Jacques: Limit role of courtroom in the bedroom
Young men on college campuses know how unjustly proceedings against them can go if they are accused of sexual misconduct. Same with Hollywood stars, politicians and businessmen, who have found themselves caught up in the #MeToo era — which has equated accusations of bad behavior with guilt.
While due process in campus investigations is essential — and making a comeback thanks to Education Secretary Betsy DeVos and courts which have taken a stand for wrongfully accused students -- it is even more vital when it comes to criminal sexual assault cases.

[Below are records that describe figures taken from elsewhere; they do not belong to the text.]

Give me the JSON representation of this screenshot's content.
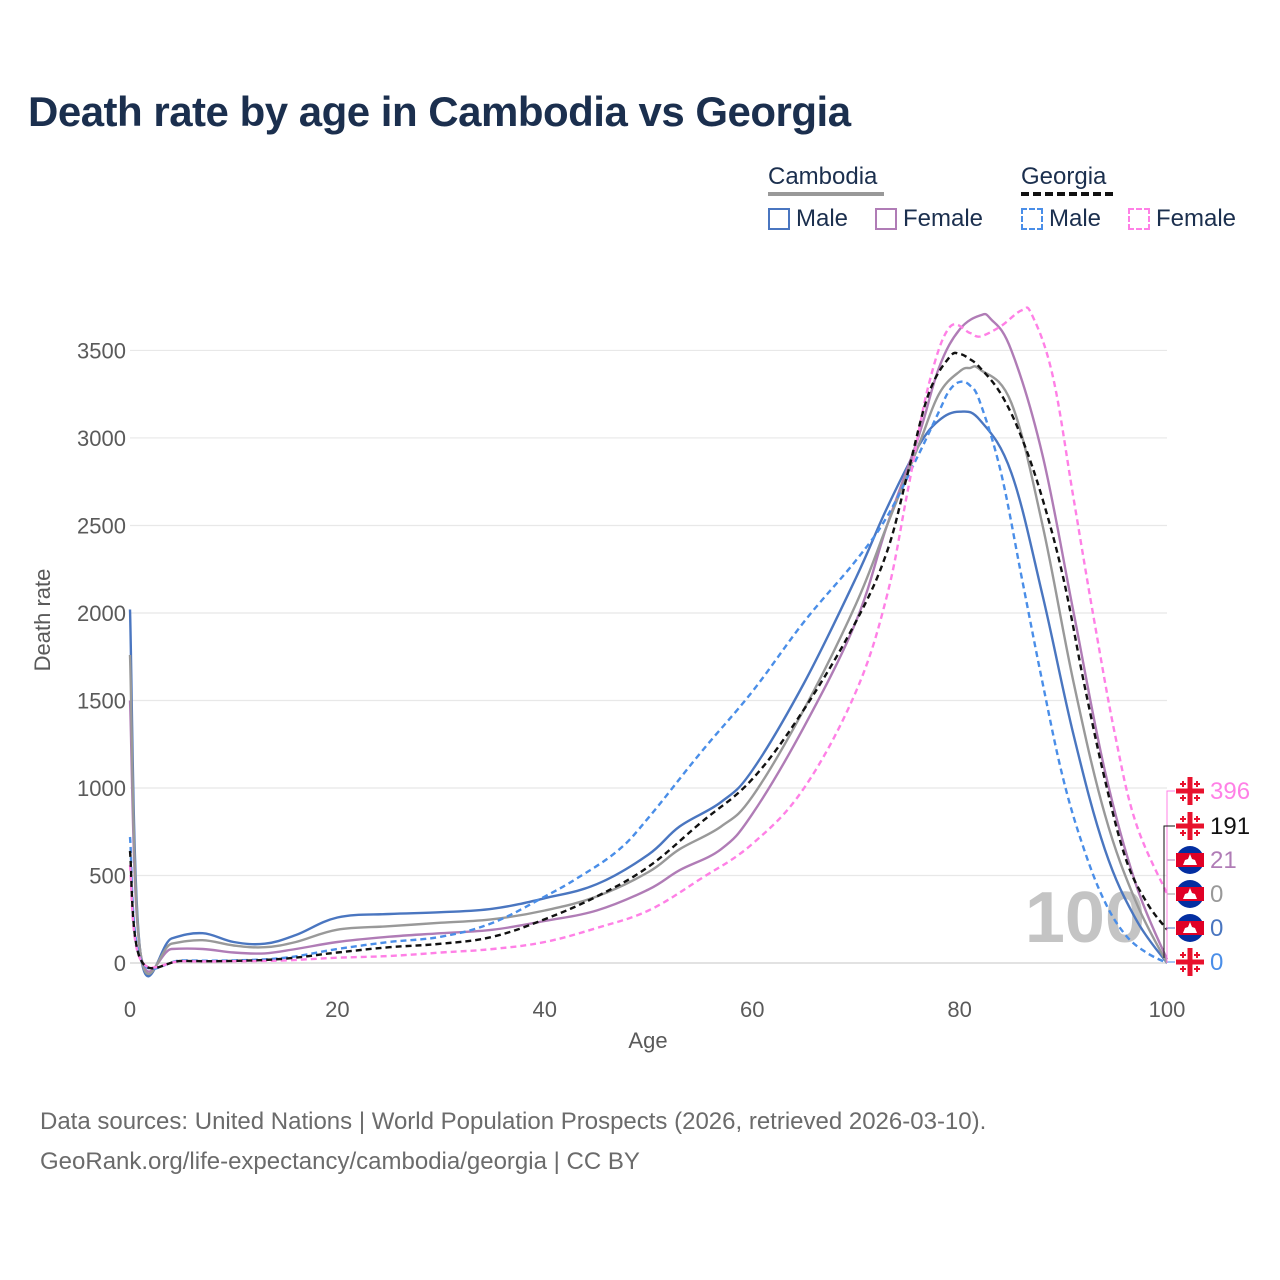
{
  "title": "Death rate by age in Cambodia vs Georgia",
  "legend": {
    "groups": [
      {
        "label": "Cambodia",
        "items": [
          "Male",
          "Female"
        ]
      },
      {
        "label": "Georgia",
        "items": [
          "Male",
          "Female"
        ]
      }
    ]
  },
  "colors": {
    "cambodia_male": "#4a76c0",
    "cambodia_female": "#b07cb6",
    "cambodia_both": "#999999",
    "georgia_male": "#4a8ee8",
    "georgia_female": "#ff80e6",
    "georgia_both": "#111111",
    "title": "#1b2f4e"
  },
  "age_watermark": "100",
  "end_labels": [
    {
      "value": "396",
      "flag": "georgia",
      "color": "#ff80e6"
    },
    {
      "value": "191",
      "flag": "georgia",
      "color": "#111111"
    },
    {
      "value": "21",
      "flag": "cambodia",
      "color": "#b07cb6"
    },
    {
      "value": "0",
      "flag": "cambodia",
      "color": "#999999"
    },
    {
      "value": "0",
      "flag": "cambodia",
      "color": "#4a76c0"
    },
    {
      "value": "0",
      "flag": "georgia",
      "color": "#4a8ee8"
    }
  ],
  "chart_data": {
    "type": "line",
    "title": "Death rate by age in Cambodia vs Georgia",
    "xlabel": "Age",
    "ylabel": "Death rate",
    "xlim": [
      0,
      100
    ],
    "ylim": [
      0,
      3700
    ],
    "xticks": [
      0,
      20,
      40,
      60,
      80,
      100
    ],
    "yticks": [
      0,
      500,
      1000,
      1500,
      2000,
      2500,
      3000,
      3500
    ],
    "grid": true,
    "series": [
      {
        "name": "Cambodia Male",
        "key": "cambodia_male",
        "dash": false,
        "x": [
          0,
          1,
          4,
          7,
          10,
          13,
          16,
          20,
          25,
          30,
          35,
          40,
          45,
          50,
          53,
          57,
          60,
          65,
          70,
          73,
          76,
          78,
          80,
          82,
          85,
          88,
          91,
          94,
          97,
          100
        ],
        "y": [
          2020,
          60,
          140,
          170,
          120,
          110,
          160,
          260,
          280,
          290,
          310,
          370,
          450,
          620,
          780,
          920,
          1100,
          1600,
          2200,
          2600,
          2950,
          3100,
          3150,
          3100,
          2800,
          2100,
          1300,
          650,
          250,
          0
        ]
      },
      {
        "name": "Cambodia Female",
        "key": "cambodia_female",
        "dash": false,
        "x": [
          0,
          1,
          4,
          7,
          10,
          13,
          16,
          20,
          25,
          30,
          35,
          40,
          45,
          50,
          53,
          57,
          60,
          65,
          70,
          73,
          76,
          78,
          80,
          82,
          83,
          85,
          88,
          91,
          94,
          97,
          100
        ],
        "y": [
          1500,
          60,
          80,
          80,
          60,
          55,
          80,
          120,
          150,
          170,
          190,
          240,
          300,
          420,
          530,
          650,
          850,
          1350,
          1950,
          2500,
          3000,
          3400,
          3620,
          3700,
          3680,
          3500,
          2900,
          2000,
          1100,
          450,
          21
        ]
      },
      {
        "name": "Cambodia Both",
        "key": "cambodia_both",
        "dash": false,
        "x": [
          0,
          1,
          4,
          7,
          10,
          13,
          16,
          20,
          25,
          30,
          35,
          40,
          45,
          50,
          53,
          57,
          60,
          65,
          70,
          73,
          76,
          78,
          80,
          81,
          82,
          85,
          88,
          91,
          94,
          97,
          100
        ],
        "y": [
          1760,
          60,
          110,
          130,
          100,
          90,
          120,
          190,
          210,
          230,
          250,
          300,
          380,
          520,
          650,
          780,
          950,
          1450,
          2050,
          2500,
          2950,
          3250,
          3380,
          3400,
          3390,
          3200,
          2500,
          1600,
          850,
          350,
          0
        ]
      },
      {
        "name": "Georgia Male",
        "key": "georgia_male",
        "dash": true,
        "x": [
          0,
          1,
          5,
          10,
          15,
          20,
          25,
          30,
          35,
          40,
          43,
          47,
          50,
          55,
          60,
          65,
          70,
          73,
          76,
          78,
          79,
          80,
          81,
          82,
          84,
          86,
          88,
          90,
          92,
          94,
          96,
          98,
          100
        ],
        "y": [
          720,
          25,
          15,
          15,
          30,
          80,
          120,
          150,
          230,
          380,
          480,
          640,
          830,
          1200,
          1550,
          1950,
          2300,
          2550,
          2900,
          3150,
          3270,
          3320,
          3300,
          3200,
          2800,
          2200,
          1600,
          1050,
          650,
          350,
          160,
          60,
          0
        ]
      },
      {
        "name": "Georgia Female",
        "key": "georgia_female",
        "dash": true,
        "x": [
          0,
          1,
          5,
          10,
          15,
          20,
          25,
          30,
          35,
          40,
          45,
          50,
          55,
          60,
          65,
          70,
          73,
          75,
          77,
          79,
          81,
          82,
          84,
          86,
          87,
          89,
          91,
          93,
          95,
          97,
          100
        ],
        "y": [
          560,
          20,
          10,
          10,
          15,
          30,
          40,
          60,
          80,
          120,
          200,
          300,
          480,
          680,
          1000,
          1550,
          2100,
          2700,
          3300,
          3630,
          3600,
          3580,
          3640,
          3730,
          3700,
          3350,
          2650,
          1950,
          1300,
          800,
          396
        ]
      },
      {
        "name": "Georgia Both",
        "key": "georgia_both",
        "dash": true,
        "x": [
          0,
          1,
          5,
          10,
          15,
          20,
          25,
          30,
          35,
          40,
          45,
          50,
          55,
          60,
          65,
          70,
          73,
          75,
          77,
          79,
          80,
          81,
          82,
          84,
          86,
          88,
          90,
          92,
          94,
          96,
          98,
          100
        ],
        "y": [
          640,
          22,
          12,
          12,
          25,
          60,
          90,
          110,
          150,
          250,
          380,
          550,
          800,
          1050,
          1450,
          1950,
          2350,
          2800,
          3250,
          3460,
          3480,
          3450,
          3400,
          3250,
          3000,
          2650,
          2200,
          1600,
          1050,
          600,
          350,
          191
        ]
      }
    ]
  },
  "footer": {
    "line1": "Data sources: United Nations | World Population Prospects (2026, retrieved 2026-03-10).",
    "line2": "GeoRank.org/life-expectancy/cambodia/georgia | CC BY"
  }
}
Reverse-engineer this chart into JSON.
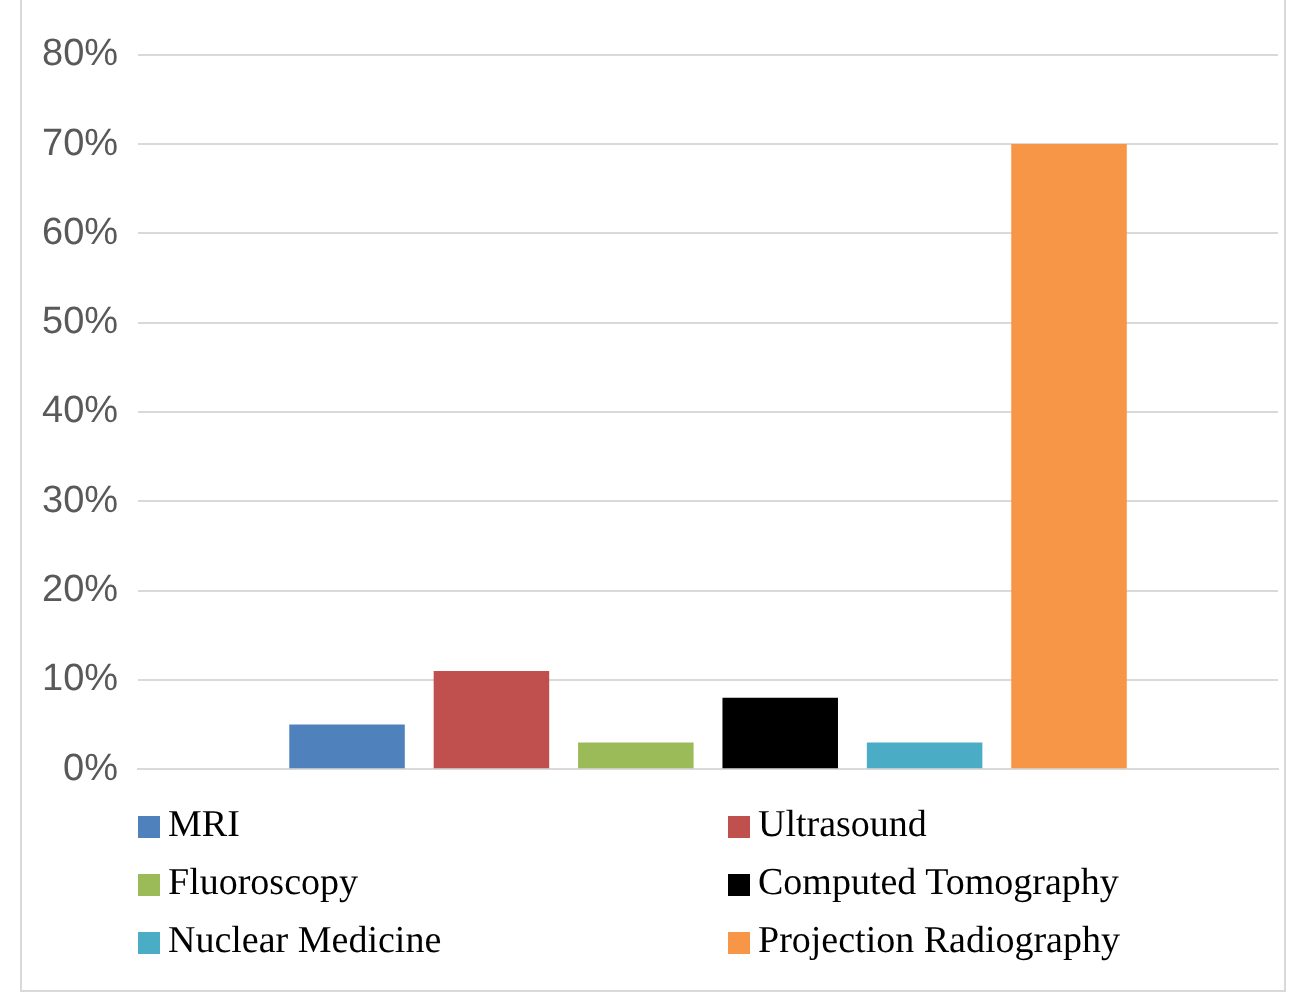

That’s why it was shocking the nation’s largest membership group of lawyers, the American Bar Association, considered supporting a measure that would have turned due process on its head in these cases.
The ABA’s House of Delegates put up a resolution that would have encouraged legislatures to “define consent in sexual assault cases as the assent of a person who is competent to give consent to engage in a specific act of sexual penetration, oral sex, or sexual contact.”
In other words, the resolution advocated what’s known as affirmative consent or “yes means yes.” This standard is already mandated by five states, including New York and California, on college campuses. But it would be a huge legal shift to apply affirmative consent to criminal cases — and one that clearly conflicts with constitutional protections, such as due process.
That’s because the burden to prove consent was offered every step of the way falls to the accused, rather than the prosecutor to prove beyond a reasonable doubt that consent wasn’t given.
The ABA’s resolution thankfully got formally tabled this week, following pushback by a preeminent enclave of top legal minds — the American Law Institute, which wrote a strongly worded letter against the affirmative consent standard and accused the ABA of misrepresenting the ALI’s position on the matter, among other concerns. In fact, in 2016, ALI members took a decisive vote against including affirmative consent in their model penal code.
Michigan Supreme Court Chief Justice Bridget McCormack, a member of ALI, signed the group’s Aug. 8 letter to the American Bar Association’s president.
“It would turn our criminal law upside down,” she says of affirmative consent. Requiring the accused to prove consent is “not how we proceed with criminal law.”
McCormack, a Democrat, says maintaining due process and liberty in the courtroom are of the utmost importance, especially since those likely to pay the highest price in criminal cases are the poor and people of color.
KC Johnson, a professor of history at Brooklyn College who has researched campus sexual assault cases, concurs that passing the burden of proof to the defendant is “not how the criminal justice system is supposed to work.”
Johnson says moving to an affirmative consent standard would give prosecutors who are unable to prove sexual assault the ability to pressure plea bargains — even from accused individuals who haven’t committed a crime.
Affirmative consent is arbitrary, and in most cases there are no witnesses or video proof that consent took place, so proving it was given to a courtroom would be nearly impossible. Anyone who has had a sexual encounter can see the pitfalls to adopting such a legal standard.
The ABA’s resolution caught Johnson’s attention because of similarities he sees with campus assault investigations, which more frequently rely on affirmative consent.
“The campus system is flawed, and fundamentally unfair to the accused,” Johnson says. And he argues that importing anything from that framework to the criminal justice system is “beyond belief.”
But not beyond the realm of possibility. Affirmative consent advocates are not going away, and there are plenty of legislatures in liberal states that may very well believe applying affirmative consent to criminal law is a fine idea.
“Put me down as against sexual assault,” McCormack says. “But no one should be in prison without due process of law.”